Es ist ein Land, in dem die Regierung nicht so stark ist wie in Deutschland. Hier regelt der Staat vieles in deinem Leben. Das ist im Libanon nicht so. Das führt dazu, dass die Menschen selber Dinge regeln und kreativ dabei sind. Man hat mehr Raum zu gestalten, denn es gibt einfach nicht so viele Regeln. Das sieht man in Beirut: Es gibt viele nette Cafés, moderne Geschäfte, da fragt man sich manchmal, ob man gerade in Beirut ist oder in Berlin.

Wie steht es um die jungen Libanesen: Gehen viele von ihnen nach dem Studium ins Ausland oder bleiben sie vermehrt da?
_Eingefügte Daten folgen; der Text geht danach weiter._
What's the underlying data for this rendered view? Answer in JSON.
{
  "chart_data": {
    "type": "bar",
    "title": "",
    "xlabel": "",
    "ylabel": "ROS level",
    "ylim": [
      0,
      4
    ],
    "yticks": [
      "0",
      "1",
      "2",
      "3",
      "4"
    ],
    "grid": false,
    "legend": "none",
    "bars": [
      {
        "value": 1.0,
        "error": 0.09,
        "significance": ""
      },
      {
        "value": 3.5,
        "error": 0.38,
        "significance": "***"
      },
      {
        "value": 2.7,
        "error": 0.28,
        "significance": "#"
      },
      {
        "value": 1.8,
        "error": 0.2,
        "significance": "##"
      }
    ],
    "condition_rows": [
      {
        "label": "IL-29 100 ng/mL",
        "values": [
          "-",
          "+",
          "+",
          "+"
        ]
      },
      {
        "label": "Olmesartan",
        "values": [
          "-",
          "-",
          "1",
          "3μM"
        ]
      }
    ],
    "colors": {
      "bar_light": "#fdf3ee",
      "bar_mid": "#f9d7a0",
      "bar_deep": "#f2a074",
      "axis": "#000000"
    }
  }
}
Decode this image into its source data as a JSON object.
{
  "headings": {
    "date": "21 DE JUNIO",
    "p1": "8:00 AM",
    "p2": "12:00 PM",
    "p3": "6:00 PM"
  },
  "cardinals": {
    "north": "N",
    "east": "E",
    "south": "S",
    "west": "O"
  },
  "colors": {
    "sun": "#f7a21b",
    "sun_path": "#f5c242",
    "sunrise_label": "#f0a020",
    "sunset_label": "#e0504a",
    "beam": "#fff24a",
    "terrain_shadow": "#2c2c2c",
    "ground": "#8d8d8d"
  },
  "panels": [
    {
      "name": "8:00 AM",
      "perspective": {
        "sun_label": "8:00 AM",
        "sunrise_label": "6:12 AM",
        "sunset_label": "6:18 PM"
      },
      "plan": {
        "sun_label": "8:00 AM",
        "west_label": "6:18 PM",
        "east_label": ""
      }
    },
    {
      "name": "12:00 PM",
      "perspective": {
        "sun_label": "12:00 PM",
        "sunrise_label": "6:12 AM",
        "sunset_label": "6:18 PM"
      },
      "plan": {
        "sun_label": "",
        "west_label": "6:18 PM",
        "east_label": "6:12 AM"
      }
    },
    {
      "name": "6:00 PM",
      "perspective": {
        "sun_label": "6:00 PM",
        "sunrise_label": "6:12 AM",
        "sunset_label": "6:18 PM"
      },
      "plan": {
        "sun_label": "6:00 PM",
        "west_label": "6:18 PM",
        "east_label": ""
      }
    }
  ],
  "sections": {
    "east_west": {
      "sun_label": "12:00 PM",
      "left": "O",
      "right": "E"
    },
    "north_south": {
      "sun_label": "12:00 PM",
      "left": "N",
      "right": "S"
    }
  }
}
Die Libanesen sind schon immer viel in der Welt unterwegs gewesen, so auch mein Vater, der zum Studieren nach Deutschland kam. Natürlich haben viele Familien wegen des Krieges das Land verlassen, viele sind aber auch zurückgekommen. Die Jugend heute reist gern und lernt die Welt kennen, sie haben aber auch ein starkes Bedürfnis, ihr eigenes Land zu gestalten. Man fängt wieder an, sich intensiv über Politik zu unterhalten und Dinge von der Regierung zu fordern. Sie glauben nicht unbedingt daran, dass die Regierung jemals richtig stark wird, aber sie leben im Hier und Jetzt. Deswegen wird in Beirut auch viel gefeiert, sie geniessen es, wenn die Lage gerade mal gut ist.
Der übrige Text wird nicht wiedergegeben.